Our research at the NeuroLeadership Institute finds better feedback conversations mark the smartest place to start.

We define growth mindset as the dual belief that employees’ skills can be improved and that improving those skills is the point of the work people do. The trouble many companies run into, however, is getting people to seek out improvement. Growth mindset is uncomfortable. It requires people to confront their weaknesses, which may feel like personal shortcomings.

Regular feedback conversations, in which people ask for feedback rather than give it unsolicited, may help people see challenges as opportunities, not threats.

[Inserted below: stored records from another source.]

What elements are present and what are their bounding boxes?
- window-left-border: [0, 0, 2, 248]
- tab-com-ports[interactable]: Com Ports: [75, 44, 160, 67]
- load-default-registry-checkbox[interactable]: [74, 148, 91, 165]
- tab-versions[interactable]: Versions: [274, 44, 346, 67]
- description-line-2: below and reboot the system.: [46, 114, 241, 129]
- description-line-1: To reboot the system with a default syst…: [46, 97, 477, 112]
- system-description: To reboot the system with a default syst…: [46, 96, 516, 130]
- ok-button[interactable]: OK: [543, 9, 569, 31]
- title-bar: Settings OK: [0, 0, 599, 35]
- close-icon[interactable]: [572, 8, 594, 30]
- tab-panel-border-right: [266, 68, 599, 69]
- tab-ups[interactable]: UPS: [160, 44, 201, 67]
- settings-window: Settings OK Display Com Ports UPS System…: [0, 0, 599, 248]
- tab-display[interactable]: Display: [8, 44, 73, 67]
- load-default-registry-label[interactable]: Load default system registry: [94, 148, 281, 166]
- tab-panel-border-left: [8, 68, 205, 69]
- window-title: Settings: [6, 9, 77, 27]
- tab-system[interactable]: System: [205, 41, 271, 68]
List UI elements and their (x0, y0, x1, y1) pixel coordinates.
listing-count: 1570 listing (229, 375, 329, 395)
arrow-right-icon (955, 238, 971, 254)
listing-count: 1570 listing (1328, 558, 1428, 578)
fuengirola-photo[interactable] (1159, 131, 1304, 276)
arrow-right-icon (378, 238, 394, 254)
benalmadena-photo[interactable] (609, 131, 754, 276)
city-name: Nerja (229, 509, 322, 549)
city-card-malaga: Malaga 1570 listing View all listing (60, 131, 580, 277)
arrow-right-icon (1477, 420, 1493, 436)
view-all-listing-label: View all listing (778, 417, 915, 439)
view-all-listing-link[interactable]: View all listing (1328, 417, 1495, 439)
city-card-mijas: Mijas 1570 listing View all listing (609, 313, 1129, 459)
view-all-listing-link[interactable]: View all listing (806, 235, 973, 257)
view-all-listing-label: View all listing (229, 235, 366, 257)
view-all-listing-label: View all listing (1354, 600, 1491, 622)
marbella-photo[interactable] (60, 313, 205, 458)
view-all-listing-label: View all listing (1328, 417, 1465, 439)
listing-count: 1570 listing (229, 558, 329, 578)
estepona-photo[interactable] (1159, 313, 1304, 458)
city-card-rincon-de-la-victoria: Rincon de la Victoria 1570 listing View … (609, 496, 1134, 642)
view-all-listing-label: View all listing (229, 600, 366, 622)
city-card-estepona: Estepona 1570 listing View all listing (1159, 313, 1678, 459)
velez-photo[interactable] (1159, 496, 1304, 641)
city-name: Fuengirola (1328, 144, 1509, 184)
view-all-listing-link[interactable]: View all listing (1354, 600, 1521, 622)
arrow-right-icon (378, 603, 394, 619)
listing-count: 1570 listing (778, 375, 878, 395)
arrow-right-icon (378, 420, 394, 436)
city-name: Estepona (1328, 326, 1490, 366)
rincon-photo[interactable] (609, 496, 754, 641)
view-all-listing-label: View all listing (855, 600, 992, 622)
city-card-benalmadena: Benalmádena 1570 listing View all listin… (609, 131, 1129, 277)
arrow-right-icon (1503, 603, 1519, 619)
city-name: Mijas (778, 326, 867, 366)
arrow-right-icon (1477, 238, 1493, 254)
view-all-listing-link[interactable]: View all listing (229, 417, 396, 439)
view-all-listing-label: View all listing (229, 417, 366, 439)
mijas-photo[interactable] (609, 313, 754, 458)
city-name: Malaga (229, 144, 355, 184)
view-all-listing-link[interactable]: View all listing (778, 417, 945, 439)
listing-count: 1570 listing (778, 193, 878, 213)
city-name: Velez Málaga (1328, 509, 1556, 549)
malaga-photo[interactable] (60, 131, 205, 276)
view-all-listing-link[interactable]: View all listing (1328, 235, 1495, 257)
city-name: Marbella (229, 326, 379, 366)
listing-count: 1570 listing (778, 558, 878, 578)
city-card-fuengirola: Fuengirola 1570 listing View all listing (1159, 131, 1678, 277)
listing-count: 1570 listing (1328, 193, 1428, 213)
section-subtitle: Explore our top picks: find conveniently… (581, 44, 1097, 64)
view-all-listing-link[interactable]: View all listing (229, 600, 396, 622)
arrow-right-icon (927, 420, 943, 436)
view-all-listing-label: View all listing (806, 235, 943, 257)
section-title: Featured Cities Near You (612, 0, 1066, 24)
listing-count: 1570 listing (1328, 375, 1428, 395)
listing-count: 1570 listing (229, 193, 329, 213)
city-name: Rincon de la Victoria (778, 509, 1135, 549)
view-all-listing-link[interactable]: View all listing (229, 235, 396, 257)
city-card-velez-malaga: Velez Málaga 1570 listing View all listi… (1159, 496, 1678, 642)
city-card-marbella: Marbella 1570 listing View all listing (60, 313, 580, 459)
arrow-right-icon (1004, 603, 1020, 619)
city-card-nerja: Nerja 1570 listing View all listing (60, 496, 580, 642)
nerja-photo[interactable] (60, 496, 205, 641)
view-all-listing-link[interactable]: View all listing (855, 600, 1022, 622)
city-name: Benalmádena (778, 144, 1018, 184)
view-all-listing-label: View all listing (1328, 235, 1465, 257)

Real lessons from fake negotiations

NLI recently published a study that included 62 people from a major consultancy, who were asked to engage in a mock negotiation. Each negotiation was one on one. Researchers behind the study hooked subjects up to heart rate monitors. During the negotiation and in feedback conversations afterward, the heart rate monitors tracked people’s physiological responses.

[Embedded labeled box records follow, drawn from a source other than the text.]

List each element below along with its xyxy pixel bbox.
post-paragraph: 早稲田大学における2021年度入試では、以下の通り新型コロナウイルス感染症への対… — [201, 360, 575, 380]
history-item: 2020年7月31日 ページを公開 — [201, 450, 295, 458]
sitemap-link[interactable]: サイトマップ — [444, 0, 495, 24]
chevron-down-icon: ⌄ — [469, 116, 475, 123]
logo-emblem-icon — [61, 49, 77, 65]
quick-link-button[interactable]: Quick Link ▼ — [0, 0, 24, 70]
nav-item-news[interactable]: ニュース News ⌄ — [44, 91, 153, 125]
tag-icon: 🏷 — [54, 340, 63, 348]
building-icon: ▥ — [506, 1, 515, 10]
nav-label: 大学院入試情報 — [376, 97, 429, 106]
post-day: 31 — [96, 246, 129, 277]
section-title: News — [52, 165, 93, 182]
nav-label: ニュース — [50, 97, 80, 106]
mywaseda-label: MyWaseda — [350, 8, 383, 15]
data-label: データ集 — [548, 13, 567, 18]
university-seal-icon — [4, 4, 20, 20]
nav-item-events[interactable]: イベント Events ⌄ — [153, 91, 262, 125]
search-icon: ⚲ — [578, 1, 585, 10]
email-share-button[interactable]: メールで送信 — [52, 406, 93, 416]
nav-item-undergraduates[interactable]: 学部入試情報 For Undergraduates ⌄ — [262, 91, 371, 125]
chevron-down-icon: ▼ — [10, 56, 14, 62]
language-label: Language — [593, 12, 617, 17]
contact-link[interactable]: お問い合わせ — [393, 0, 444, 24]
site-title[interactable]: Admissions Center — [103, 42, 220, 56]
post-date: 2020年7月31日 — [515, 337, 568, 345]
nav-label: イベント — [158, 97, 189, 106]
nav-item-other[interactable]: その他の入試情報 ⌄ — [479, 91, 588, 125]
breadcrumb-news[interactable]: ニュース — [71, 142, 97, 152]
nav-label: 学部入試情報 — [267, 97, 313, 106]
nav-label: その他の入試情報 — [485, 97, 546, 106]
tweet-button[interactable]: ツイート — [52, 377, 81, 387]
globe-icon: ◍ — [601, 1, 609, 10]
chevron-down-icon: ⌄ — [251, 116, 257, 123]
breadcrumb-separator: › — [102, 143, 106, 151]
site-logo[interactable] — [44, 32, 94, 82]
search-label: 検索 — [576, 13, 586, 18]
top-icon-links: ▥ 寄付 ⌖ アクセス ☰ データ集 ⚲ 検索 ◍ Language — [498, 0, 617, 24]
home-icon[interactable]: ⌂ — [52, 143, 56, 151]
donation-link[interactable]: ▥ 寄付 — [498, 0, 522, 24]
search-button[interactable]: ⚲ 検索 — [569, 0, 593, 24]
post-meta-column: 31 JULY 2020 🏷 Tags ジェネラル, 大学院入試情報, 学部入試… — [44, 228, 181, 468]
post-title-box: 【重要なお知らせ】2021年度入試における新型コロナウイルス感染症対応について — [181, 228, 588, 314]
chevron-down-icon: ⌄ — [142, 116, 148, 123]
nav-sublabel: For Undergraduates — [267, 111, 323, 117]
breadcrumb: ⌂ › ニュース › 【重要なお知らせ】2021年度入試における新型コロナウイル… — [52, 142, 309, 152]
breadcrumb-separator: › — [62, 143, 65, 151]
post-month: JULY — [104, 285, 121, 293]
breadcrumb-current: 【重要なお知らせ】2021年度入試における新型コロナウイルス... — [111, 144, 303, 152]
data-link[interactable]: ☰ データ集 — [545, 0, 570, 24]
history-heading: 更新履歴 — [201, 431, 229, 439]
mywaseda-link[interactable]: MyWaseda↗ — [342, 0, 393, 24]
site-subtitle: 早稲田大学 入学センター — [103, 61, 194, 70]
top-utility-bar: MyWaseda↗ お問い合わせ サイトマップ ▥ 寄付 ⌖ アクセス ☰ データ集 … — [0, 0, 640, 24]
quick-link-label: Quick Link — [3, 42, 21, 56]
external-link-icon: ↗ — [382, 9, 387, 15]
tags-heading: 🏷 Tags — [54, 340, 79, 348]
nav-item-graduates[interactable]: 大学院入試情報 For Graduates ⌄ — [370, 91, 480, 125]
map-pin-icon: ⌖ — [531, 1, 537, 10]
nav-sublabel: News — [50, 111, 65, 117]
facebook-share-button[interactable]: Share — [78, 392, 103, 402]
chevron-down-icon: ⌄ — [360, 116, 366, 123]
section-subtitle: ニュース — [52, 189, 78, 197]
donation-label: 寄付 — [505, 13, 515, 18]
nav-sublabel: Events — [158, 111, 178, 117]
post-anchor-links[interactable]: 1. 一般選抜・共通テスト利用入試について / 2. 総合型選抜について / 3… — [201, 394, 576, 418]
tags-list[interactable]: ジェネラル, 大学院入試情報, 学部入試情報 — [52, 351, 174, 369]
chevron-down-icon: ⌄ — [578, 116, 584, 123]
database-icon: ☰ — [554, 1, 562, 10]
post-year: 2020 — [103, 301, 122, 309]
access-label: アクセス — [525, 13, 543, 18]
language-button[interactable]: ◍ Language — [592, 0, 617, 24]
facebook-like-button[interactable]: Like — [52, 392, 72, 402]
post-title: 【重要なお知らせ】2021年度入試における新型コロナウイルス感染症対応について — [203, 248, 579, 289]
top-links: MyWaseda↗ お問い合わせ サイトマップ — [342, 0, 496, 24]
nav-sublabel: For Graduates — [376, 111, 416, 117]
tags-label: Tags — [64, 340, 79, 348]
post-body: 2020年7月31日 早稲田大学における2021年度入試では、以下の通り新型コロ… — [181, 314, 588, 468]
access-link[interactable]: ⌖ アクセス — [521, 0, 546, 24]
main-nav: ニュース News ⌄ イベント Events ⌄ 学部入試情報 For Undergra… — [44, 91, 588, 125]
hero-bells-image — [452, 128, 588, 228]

Findings indicated that feedback-givers were just as stressed out as askers. However, those givers who were asked for feedback showed less heart-rate reactivity than givers made to give feedback unprompted.

We draw a lot of conclusions from the study. In terms of growth mindset, the biggest one is that asker-led feedback conversations are a lower-stress way for teams to discuss performance. If leaders can encourage team members to ask for explicit feedback on a regular basis, we contend that employees will gradually begin to view critiques as less threatening. They’ll focus less on failures and more on growth. They’ll welcome challenges, not shy away from them.

Start small to go broad

Leaders play a crucial role in modeling this behavior. According to NYU psychologist Tessa West, an NLI senior scientist and the study’s lead author, it’s still threatening to start asking for feedback. So leaders can use small-stakes questions to get people thinking in terms of improvement, rather than pure wins or losses. For instance, a manager can ask her team what they thought of her eye contact during the last meeting.

Performed over and over again, across departments, asking for feedback could hold the power to send a growth mindset rippling across an entire organization. And it all begins with the decision to ask the right questions.